Les groupes d’extrême droite pro-Israël ne s’y sont pas trompés. A commencer par le site www.jjssnews.com dirigé depuis Jérusalem, appelant à empêcher physiquement la réunion, ou au moins à fournir un prétexte à une annulation pour « risque de trouble à l’ordre public ». Ensuite par le site des nervis de la Ligue de Défense Juive (LDJ), qui proposait d’appeler la ville et la préfecture pour faire interdire la réunion.

La tenue de la réunion a été un double échec pour les sionistes.

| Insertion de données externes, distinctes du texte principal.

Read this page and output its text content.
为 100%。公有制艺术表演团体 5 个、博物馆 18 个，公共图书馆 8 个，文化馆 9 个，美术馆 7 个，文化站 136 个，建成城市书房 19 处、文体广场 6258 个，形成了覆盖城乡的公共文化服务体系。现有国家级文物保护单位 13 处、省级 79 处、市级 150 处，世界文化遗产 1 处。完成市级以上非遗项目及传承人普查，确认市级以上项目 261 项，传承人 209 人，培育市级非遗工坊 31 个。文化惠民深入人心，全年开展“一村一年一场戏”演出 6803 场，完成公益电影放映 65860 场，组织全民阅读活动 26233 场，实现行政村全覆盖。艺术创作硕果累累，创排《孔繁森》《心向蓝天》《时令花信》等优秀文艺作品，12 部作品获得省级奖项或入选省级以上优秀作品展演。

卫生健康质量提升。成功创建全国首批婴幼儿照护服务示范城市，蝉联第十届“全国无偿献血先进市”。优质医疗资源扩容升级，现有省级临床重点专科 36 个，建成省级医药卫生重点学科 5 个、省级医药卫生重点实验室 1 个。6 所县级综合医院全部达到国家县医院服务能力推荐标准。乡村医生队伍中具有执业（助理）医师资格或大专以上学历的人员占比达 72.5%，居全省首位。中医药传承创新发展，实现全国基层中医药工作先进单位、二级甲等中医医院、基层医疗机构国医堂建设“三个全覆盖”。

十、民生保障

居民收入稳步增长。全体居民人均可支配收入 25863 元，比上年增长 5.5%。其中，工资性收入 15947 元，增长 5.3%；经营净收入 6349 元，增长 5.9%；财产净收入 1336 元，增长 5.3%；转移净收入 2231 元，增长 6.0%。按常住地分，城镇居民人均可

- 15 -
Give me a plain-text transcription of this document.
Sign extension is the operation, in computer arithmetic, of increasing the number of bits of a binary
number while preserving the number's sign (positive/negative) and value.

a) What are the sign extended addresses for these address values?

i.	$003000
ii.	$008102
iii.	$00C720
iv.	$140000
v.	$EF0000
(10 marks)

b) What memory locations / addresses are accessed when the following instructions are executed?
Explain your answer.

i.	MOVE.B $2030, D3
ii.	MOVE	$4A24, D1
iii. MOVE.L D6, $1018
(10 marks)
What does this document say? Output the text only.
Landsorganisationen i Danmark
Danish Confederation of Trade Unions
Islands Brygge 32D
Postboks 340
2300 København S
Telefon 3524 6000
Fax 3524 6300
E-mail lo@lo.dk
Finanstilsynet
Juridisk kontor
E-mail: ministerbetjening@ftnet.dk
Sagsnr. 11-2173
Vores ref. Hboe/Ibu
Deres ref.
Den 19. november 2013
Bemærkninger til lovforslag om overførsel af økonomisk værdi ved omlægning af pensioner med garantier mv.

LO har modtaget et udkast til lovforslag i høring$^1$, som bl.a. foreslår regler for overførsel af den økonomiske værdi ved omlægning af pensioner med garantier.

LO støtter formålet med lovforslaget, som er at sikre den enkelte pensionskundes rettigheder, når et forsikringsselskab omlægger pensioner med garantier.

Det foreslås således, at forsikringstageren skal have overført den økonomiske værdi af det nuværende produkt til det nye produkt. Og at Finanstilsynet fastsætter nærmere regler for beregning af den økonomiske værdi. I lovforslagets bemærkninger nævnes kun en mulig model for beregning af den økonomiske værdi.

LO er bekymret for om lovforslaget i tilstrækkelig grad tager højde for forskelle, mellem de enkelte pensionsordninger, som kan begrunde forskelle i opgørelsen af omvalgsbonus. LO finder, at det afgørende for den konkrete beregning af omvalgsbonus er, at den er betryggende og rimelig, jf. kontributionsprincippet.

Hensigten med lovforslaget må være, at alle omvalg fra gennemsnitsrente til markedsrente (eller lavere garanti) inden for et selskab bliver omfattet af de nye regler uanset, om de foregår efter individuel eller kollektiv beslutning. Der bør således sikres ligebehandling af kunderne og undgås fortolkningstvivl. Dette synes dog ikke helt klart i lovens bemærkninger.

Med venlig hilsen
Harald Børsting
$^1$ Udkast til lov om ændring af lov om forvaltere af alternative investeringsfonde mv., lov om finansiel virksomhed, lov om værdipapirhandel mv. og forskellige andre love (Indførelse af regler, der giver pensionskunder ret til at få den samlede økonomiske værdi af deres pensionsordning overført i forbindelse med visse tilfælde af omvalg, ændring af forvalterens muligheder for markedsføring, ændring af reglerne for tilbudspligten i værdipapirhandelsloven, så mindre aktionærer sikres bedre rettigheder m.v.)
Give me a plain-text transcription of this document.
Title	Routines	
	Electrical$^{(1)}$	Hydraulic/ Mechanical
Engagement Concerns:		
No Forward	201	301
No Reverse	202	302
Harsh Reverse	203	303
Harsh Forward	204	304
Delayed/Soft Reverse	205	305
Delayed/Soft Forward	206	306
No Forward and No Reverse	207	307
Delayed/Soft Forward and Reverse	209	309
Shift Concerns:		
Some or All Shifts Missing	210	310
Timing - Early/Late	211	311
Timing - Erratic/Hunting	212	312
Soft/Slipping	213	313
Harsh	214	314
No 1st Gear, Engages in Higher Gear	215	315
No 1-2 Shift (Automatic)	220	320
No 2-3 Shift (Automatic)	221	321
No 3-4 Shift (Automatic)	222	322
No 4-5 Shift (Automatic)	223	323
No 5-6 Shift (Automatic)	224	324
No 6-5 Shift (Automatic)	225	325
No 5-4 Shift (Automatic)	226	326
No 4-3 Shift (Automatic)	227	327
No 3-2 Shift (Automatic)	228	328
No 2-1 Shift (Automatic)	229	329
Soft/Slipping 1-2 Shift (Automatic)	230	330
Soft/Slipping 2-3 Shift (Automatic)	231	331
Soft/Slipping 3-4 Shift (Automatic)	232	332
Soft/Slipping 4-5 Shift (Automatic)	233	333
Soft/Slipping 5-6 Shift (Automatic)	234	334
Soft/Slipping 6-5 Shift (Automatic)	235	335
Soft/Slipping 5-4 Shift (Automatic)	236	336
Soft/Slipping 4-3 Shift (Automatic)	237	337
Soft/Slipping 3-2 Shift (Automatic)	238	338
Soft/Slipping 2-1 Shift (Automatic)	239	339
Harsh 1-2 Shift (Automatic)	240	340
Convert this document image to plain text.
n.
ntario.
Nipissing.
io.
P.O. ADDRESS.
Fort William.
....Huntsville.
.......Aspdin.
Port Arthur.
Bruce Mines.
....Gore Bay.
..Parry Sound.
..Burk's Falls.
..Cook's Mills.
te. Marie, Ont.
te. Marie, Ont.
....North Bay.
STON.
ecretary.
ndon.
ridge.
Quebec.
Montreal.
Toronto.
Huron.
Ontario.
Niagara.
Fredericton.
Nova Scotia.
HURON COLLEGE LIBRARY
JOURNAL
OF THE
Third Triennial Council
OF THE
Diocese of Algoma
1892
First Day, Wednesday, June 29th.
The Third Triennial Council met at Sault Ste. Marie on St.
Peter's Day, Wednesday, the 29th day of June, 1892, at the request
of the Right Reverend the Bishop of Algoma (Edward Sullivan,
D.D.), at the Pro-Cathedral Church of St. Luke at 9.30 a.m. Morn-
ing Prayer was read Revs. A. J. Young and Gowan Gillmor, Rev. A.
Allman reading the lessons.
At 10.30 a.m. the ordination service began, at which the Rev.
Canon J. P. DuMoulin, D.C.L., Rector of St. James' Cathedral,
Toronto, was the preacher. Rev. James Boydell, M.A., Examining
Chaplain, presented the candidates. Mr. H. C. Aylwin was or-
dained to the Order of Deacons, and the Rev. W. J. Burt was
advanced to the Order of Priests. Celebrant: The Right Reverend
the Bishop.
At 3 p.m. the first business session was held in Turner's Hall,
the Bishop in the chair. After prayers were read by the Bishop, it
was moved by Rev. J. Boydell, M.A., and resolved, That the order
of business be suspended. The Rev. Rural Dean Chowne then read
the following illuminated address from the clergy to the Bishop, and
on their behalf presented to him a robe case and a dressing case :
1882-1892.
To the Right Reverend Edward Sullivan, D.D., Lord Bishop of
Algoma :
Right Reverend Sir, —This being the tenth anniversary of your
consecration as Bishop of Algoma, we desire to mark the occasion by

La municipalité a eu le bon sens de ne pas pratiquer l’antisémitisme contre l’UJFP, et la contre-manifestation, « des bus partiront de toutes les grandes villes de France, de Nice et de Marseille, et les groupes parisiens arriveront par voiture, avion et train », s’est limitée à une vingtaine d’individus qui sont restés tenus à distance par un solide service d’ordre que nous remercions.

Le succès de la réunion a tenu aussi à la présence d’une assistance jeune qui, en grande partie, entendait pour la première fois l’exposition de l’opposition juive au sionisme et son soutien au BDS. C’est aussi un nouvel encouragement pour le comité BDS France Toulouse. La conférence de Pierre Stambul sera transcrite.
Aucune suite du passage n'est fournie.